Uma das ferramentas mais fáceis e enganadoras na hora de promover um conteúdo — neste caso, uma série — é chamar-lhe de “nova qualquer coisa”. Evoca-se uma fórmula e espera-se pelo sucesso, pelo menos do primeiro episódio. Essa tem sido a causa da propagação de muitas séries medianas, um número ainda maior de outras medíocres. Não é exclusivo da “idade de ouro da televisão”: procure-se pelos penosos sucedâneos imediatos de “Perdidos” nos últimos quinze anos. Mas os oito episódios de “Wednesday” — spin-off de “A Família Addams” conduzido por Tim Burton, Alfred Gough e Miles Millar — chegam como antídoto contra a previsibilidade.
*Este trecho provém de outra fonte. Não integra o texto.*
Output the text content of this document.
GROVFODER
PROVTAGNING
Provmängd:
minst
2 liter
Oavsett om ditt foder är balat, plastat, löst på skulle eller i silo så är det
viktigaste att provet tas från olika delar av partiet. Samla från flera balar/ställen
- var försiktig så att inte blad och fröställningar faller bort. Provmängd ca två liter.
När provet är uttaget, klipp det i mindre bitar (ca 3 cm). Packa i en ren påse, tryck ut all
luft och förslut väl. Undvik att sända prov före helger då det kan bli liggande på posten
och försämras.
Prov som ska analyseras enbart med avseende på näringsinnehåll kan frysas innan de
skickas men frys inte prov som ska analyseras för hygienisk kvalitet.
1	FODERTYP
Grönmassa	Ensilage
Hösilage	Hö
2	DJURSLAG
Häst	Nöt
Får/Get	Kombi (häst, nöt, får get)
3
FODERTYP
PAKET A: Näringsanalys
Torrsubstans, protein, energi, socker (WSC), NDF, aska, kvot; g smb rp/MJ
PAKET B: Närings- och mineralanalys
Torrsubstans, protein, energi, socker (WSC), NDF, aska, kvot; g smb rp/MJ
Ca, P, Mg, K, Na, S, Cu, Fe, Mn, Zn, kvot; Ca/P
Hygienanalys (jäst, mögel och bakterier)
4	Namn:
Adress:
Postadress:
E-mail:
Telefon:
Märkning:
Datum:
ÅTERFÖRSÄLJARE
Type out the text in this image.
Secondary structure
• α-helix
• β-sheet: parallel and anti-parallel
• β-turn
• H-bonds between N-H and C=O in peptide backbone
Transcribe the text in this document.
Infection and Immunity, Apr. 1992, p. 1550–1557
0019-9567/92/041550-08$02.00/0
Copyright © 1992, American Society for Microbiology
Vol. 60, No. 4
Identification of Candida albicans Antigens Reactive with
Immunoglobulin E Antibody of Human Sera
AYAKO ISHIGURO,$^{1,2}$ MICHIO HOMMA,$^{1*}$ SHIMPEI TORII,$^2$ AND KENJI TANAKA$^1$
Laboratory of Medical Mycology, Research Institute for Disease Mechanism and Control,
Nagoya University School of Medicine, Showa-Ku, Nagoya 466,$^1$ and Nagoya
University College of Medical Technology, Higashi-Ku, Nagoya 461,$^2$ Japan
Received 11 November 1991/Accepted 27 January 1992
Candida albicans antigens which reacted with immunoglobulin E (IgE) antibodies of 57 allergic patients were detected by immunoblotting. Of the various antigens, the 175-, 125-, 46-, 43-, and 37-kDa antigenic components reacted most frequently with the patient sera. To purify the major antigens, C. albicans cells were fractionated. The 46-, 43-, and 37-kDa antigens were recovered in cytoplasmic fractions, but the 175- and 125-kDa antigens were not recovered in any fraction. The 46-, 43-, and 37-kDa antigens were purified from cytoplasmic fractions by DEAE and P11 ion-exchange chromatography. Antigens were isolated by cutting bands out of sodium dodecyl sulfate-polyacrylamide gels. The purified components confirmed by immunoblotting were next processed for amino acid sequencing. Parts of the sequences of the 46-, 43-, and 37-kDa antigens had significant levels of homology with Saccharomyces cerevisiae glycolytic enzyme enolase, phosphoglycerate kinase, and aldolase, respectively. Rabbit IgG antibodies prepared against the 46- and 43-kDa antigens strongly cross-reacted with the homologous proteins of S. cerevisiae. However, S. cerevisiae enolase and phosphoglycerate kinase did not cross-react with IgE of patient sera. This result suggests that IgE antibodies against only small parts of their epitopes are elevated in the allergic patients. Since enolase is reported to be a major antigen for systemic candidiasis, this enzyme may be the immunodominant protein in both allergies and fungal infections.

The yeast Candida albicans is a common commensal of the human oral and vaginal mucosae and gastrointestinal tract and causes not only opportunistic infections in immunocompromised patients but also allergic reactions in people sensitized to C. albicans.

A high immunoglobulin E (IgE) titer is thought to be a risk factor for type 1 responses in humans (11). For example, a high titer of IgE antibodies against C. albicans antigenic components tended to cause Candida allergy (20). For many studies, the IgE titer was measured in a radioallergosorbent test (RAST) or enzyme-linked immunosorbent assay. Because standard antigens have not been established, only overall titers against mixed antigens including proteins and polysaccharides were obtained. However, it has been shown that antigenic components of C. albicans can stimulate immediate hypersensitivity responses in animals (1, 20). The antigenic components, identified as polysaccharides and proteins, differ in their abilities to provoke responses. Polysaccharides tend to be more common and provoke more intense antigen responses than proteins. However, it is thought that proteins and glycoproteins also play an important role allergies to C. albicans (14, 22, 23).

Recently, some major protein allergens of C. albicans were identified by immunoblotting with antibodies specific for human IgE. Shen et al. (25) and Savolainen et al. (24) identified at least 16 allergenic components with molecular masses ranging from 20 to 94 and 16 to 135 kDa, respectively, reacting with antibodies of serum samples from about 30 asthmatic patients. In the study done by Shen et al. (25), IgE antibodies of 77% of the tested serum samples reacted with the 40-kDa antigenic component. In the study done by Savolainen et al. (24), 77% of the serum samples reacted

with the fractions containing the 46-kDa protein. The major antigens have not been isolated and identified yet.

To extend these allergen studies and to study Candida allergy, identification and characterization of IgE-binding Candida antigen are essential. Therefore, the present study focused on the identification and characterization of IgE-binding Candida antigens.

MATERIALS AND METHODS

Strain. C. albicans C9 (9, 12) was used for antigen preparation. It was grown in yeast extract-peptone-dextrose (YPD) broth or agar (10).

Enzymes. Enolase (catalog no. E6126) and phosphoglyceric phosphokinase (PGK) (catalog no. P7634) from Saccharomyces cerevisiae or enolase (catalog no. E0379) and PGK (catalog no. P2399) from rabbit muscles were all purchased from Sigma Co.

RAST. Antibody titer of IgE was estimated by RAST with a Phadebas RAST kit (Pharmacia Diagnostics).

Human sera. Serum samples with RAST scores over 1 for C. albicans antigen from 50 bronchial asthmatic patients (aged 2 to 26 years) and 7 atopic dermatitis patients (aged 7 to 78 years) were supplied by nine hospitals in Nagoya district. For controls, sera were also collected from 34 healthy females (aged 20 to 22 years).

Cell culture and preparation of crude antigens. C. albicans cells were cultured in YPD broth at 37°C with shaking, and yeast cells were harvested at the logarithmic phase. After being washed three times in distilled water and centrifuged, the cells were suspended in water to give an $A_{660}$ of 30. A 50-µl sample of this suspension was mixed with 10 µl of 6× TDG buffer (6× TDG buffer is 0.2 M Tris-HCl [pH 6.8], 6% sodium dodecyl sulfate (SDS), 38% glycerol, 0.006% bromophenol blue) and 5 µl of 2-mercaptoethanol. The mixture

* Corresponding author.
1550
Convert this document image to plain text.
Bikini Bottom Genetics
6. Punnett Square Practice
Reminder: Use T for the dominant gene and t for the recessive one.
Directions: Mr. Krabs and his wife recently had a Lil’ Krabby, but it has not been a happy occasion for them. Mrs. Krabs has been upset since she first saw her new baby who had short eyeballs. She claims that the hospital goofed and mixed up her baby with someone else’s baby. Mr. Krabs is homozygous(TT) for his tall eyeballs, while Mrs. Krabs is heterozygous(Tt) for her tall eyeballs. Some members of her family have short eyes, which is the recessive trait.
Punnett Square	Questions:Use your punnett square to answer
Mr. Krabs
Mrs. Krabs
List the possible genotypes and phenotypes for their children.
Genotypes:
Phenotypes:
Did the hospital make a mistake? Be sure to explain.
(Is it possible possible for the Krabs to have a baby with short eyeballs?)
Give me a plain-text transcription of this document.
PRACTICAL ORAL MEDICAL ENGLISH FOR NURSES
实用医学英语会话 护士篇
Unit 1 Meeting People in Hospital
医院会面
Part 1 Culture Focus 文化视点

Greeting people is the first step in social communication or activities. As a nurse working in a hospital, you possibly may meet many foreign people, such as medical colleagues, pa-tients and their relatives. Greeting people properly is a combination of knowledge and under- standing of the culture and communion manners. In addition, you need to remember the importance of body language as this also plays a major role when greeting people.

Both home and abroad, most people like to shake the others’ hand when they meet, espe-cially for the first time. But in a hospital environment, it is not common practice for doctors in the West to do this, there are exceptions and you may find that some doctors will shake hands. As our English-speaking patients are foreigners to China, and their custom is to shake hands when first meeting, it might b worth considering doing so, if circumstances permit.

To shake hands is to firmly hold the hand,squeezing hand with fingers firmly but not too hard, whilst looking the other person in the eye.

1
E isso é bom. “Wednesday” vê-se com o prazer e o divertimento que encontrámos nos primeiros tempos de “Stranger Things”, quando esta era novidade. E esse entusiasmo é meio caminho para uma relação de sucesso entre espectador e televisão. Mas não lhe chamem “nova” coisa nenhuma.

Os trailers enganam. À distância, lembrando o momento em que foi anunciada, “Wednesday” parecia uma combinação entre “Harry Potter” e “Crepúsculo”, com uma escola – Nevermore – a servir de cenário e turmas fantásticas com vampiros, lobisomens, sereias, etc, tudo a servir de metáfora para a clássica história de liceu norte-americano. Há disso em “Wednesday”, como pó num casaco velho que Jenna Ortega (a protagonista, Wednesday, a filha do clássico “A Família Addams”) sacode com desdém. Tim Burton trouxe este universo para o presente do streaming com a mesma relevância que a criação de Charles Addams ofereceu ao cinema há três décadas: uma crítica pouco óbvia ao ideal da classe média norte-americana.